If we are in chronic states of trauma responses (fight/flight/freeze), our nervous system feels that it can’t afford to be concerned about anything other than protecting itself. As a collective, we are living in a constant state of fight, flight, freeze, and fawn. We are being triggered in every way. In one way or another, we are constantly being evaluated. From social media, religion, race, sex, education, etc. Collectively, we’ve generously supported this framework, and effectively now experience fear-framework and threat for simply being us. This could feel rather inescapable. An ideological threat is very different than a physiological threat, yet the body interprets them in the same way. This is what makes mental and physical traumas the same to the body. This can make it rather challenging for a clear narrative. Being in a regulated (calm) body lends agency and self-authority. It also lends an awareness to resonance or a level of relating, so we can contextualize why we may be so reactive to an atmosphere, person, place, or event… for example.
Triggers tell us “This is a familiar pattern or situation that’s led to pain before”. The recent Solar Eclipse in April invited me to cultivate a deeper wisdom to my trigger(s). Triggers become reactive behavior. Feeling powerless is one of the trigger themes I worked with. I knew that if I didn’t change how I oriented to these triggers I was going to remain entangled by them. So I spent all of April tending to, healing, and liberating myself. I immediately experienced shifts. It is a raw and vulnerable journey to have an open heart while in trust, and willingly release and receive where I never have before.

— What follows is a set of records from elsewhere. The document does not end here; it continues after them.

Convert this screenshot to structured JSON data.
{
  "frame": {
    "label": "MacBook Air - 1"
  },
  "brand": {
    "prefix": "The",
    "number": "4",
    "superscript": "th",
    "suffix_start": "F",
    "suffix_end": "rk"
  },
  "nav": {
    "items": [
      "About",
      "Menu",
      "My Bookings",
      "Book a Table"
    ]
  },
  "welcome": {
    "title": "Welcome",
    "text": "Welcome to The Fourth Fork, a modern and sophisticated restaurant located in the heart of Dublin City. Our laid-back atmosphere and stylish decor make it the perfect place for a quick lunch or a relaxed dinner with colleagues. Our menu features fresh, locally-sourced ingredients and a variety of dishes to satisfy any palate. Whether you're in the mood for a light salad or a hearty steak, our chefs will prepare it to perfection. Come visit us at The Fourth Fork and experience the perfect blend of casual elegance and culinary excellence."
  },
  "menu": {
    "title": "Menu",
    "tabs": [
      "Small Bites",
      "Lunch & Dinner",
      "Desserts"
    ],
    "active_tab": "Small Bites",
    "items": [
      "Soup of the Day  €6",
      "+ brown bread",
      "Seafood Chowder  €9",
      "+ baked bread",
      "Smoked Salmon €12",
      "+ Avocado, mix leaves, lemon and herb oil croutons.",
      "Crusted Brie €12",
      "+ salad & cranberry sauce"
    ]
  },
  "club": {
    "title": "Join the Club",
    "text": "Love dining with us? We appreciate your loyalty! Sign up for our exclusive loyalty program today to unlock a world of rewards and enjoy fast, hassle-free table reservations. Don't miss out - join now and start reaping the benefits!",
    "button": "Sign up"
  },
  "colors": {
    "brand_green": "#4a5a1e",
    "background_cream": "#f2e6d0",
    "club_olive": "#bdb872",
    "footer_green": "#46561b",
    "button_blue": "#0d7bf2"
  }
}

Our relationships suffer when we live from our wounds, rather than our hearts’ knowing and integrity. Being resistant to tending to them and avoiding cultivating the wisdom and beauty that dwells in those areas, we block our ability to be lifted and empowered by the pain. Permitting ourselves to release pain, and befriend the eye of the trigger, almost immediately heals the physical body. We mustn’t carry burdens of shame and fear to our self-detriment.

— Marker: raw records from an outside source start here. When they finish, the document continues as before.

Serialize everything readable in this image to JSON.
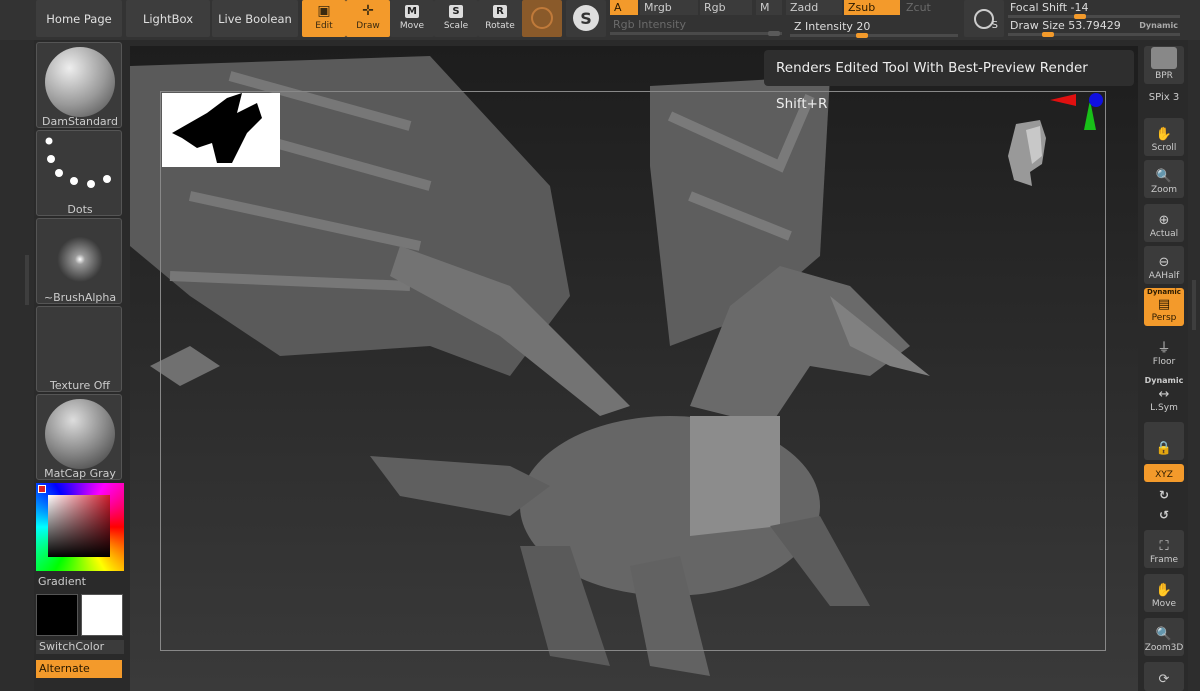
{
  "topbar": {
    "home_page": "Home Page",
    "lightbox": "LightBox",
    "live_boolean": "Live Boolean",
    "edit": "Edit",
    "draw": "Draw",
    "move": "Move",
    "scale": "Scale",
    "rotate": "Rotate",
    "move_letter": "M",
    "scale_letter": "S",
    "rotate_letter": "R",
    "a": "A",
    "mrgb": "Mrgb",
    "rgb": "Rgb",
    "m": "M",
    "zadd": "Zadd",
    "zsub": "Zsub",
    "zcut": "Zcut",
    "rgb_intensity": "Rgb Intensity",
    "z_intensity": "Z Intensity 20",
    "focal_shift": "Focal Shift -14",
    "draw_size": "Draw Size 53.79429",
    "dynamic": "Dynamic",
    "s": "S"
  },
  "left": {
    "brush": "DamStandard",
    "stroke": "Dots",
    "alpha": "~BrushAlpha",
    "texture": "Texture Off",
    "material": "MatCap Gray",
    "gradient": "Gradient",
    "switch_color": "SwitchColor",
    "alternate": "Alternate"
  },
  "tooltip": "Renders Edited Tool With Best-Preview Render  Shift+R",
  "right": {
    "bpr": "BPR",
    "spix": "SPix 3",
    "scroll": "Scroll",
    "zoom": "Zoom",
    "actual": "Actual",
    "aahalf": "AAHalf",
    "dynamic": "Dynamic",
    "persp": "Persp",
    "floor": "Floor",
    "lsym": "L.Sym",
    "xyz": "XYZ",
    "frame": "Frame",
    "move": "Move",
    "zoom3d": "Zoom3D"
  },
  "colors": {
    "accent": "#f39a2b",
    "panel": "#3b3b3b",
    "background": "#2a2a2a"
  }
}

If at the end of the day, you only have little capacity for self-healing, try this. Give yourself permission to ask yourself and maybe even another for compassion, reassurance, and be reminded that everything is okay. Feel the floor beneath your feet and claim, I AM HERE. Then, invite in love. Call it in and sit with it. Know that you are love and loved. If we can bring what’s in the way up, and out from our hearts, we continue to heal and strengthen together. Then love begins to take the lead in the healing journey. Trust and know that everything emerging before us and within our relationships is emerging in our lives and relationships for a reason. If we are experiencing it, trust that our loved one(s) is too.
Cultivating relationships and atmospheres that support a calm body that can trust reciprocity and be with love and compassion is a tender, slow process. This brings about a state of true balance in the body, mind, and spirit. You are your greatest healer. Be curious, healing is a learning process that will lead you to love yourself again.